Jenn n'avait même pas attendu le message pour envoyer les photos. Une petite encoche indiqua qu'elles avaient été téléchargées. On attendit longuement le verdict de Ange dans la chatbox. Mais avant que cela ne puisse arriver, une autre petite sonnerie retentit, différente, et on vit le pseudonyme de Ange disparaitre et une fenêtre popper:

"Un membre du salon s'est déconnecté"

-Elle vient de déco?? S'exclama Jenn. C'est quoi ce délire? Elle a rien dit! Elle a été trop choquée ou bien?

-Ou alors quelqu'un est arrivé et elle a du fermer en urgence.

-Oh merde t'as raison... murmura Jenn. Putain j'espere que c'est pas ça. Imagine si elle se fait chopper avec en plus un ordinateur avec des photos d'elle nue dessus?

-Si elle s'est déco comme ça, c'est qu'elle a dû éteindre le pc... donc je pense que ya pas trop de risque de ce côté. Mais même avec le pc éteint, si elle est debout, elle va prendre cher.

On se regarda longuement avant de soupirer. Décidément, rien ne se passait comme on le voulait. Cependant, Ange avait eu les photos, et il suffisait d'attendre de l'avoir au téléphone et cette affaire serait finie. Mais si elle était interdite d'appel? Où si, comme l'avait supposé Jenn au départ, elle n'avait pas supporté la vue des images et ne nous appelait plus? Nous n'avions pas de moyen de la contacter nous même. C'est dans le flou le plus total que l'on décida de rester éveillées à fixer l'écran, dans l'espoir de la voir se reconnecter.

Ça n'arriva pas.

***

Le lendemain était dimanche. Une nouvelle fois, ma mère et Tai se retrouvaient pour aller manger en ville. Et nous n'avions pas de nouvelles de Ange. Tout m'énervait.
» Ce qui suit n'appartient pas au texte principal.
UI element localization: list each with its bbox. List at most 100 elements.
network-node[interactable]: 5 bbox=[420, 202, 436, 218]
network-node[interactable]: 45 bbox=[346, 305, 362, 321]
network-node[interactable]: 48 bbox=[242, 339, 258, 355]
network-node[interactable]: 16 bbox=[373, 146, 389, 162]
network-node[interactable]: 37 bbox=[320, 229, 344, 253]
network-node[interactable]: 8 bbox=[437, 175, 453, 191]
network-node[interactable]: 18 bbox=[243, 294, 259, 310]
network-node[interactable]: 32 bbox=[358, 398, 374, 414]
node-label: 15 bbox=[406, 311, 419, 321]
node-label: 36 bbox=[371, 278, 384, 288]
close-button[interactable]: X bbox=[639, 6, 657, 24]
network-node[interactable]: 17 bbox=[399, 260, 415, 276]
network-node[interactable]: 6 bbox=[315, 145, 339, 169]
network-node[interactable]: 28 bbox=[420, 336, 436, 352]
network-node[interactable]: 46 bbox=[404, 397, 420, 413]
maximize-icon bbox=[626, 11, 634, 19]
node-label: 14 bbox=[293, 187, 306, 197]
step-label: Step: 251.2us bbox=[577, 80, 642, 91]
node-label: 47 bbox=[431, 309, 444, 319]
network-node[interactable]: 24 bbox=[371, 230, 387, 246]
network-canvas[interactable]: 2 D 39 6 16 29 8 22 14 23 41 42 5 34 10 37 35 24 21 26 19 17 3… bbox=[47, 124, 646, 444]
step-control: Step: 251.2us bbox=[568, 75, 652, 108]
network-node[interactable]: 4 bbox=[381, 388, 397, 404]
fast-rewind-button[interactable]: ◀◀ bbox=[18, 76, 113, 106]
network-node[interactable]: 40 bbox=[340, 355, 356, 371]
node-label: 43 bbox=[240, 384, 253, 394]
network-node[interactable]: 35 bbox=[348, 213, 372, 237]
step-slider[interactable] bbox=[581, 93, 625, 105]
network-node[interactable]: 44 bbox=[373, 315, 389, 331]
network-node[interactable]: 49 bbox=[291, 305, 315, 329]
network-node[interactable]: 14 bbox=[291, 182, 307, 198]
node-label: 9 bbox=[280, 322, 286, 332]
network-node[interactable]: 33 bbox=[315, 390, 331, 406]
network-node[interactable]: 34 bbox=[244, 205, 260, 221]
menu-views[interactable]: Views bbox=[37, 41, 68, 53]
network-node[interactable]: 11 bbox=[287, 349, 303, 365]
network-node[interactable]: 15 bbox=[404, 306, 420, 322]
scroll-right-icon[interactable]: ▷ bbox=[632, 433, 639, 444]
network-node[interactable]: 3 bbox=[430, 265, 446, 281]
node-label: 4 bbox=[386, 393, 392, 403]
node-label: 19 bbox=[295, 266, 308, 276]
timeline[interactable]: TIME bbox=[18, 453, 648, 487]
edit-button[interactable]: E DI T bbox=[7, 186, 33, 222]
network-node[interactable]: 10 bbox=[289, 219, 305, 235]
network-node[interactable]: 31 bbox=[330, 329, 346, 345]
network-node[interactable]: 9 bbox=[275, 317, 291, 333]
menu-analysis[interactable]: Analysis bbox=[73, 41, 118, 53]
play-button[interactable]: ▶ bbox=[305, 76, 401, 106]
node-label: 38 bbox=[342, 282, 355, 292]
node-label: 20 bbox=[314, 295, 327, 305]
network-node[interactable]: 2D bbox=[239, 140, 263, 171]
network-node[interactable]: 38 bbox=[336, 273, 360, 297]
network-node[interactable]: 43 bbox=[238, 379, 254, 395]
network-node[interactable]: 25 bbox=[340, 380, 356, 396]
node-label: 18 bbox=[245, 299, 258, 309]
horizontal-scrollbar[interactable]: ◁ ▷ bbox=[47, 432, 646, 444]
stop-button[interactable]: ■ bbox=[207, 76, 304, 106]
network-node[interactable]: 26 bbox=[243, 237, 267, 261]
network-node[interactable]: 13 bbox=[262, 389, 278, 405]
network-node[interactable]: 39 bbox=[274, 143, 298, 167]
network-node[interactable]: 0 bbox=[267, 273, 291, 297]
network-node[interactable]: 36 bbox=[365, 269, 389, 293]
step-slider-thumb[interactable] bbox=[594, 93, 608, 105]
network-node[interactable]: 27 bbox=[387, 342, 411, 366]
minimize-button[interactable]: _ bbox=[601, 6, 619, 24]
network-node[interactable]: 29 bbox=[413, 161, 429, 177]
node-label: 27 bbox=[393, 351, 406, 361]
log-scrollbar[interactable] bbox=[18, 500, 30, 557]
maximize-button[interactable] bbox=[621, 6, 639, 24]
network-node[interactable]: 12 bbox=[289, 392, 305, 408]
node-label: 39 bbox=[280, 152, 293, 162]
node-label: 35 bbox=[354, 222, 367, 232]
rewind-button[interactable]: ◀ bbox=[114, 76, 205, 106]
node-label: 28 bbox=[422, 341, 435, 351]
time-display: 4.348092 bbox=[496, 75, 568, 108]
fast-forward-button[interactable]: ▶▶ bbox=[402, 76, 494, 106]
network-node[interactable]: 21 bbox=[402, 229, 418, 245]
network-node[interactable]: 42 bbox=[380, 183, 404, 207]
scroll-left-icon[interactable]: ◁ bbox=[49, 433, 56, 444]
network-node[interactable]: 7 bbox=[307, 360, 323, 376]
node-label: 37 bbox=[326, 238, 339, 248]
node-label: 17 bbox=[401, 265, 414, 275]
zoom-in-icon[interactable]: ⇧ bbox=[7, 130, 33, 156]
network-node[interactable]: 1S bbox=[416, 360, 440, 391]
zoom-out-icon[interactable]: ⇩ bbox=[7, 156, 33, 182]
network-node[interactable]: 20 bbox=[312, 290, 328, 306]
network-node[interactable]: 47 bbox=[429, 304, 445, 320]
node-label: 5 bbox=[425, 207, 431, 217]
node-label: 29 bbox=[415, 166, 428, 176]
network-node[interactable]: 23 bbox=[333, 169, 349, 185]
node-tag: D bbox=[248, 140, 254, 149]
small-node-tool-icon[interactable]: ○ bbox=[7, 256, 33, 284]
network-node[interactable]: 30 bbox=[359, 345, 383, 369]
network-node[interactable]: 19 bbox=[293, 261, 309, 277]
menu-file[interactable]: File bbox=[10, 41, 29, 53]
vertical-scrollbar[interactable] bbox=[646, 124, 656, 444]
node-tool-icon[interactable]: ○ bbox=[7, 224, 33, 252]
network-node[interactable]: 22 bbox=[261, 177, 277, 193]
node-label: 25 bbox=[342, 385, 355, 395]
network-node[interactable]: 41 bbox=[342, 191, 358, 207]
Ma mère et le père de Jenn s'entendaient très bien et s'étaient rapprochés. Jenn le vivait bien, car elle voulait le bonheur de son père. Mais moi, j'avais... beaucoup plus de mal. Cet homme cherchait il à remplacer mon vrai père? Mais quel père faisait il! Il avait abandonné sa fille et n'était retourné l'aider qu'une fois qu'elle était déjà au fond du trou. Même si Jenn ne lui en tenait pas rigueur, j'avais beaucoup plus de mal. Je ne l'aimais pas beaucoup.

Melody m'aidait beaucoup à le supporter. Je sentais que me voir en conflit sur des notions de paternité la touchait particulièrement. Et son soutient était le bienvenu. Je sentais que quelque chose commençait à clocher, dans mon entourage. Comme si quelque chose se préparait, mais je ne savais pas quoi.

Et mes cauchemars étaient revenus. Ceux de l'époque où ma mère me battait. Ceux où je courais derrière l'image floue de mon père sans jamais pouvoir l'atteindre. Ces rêves qui me terrifiaient.

Je décidais pourtant de n'en parler à personne.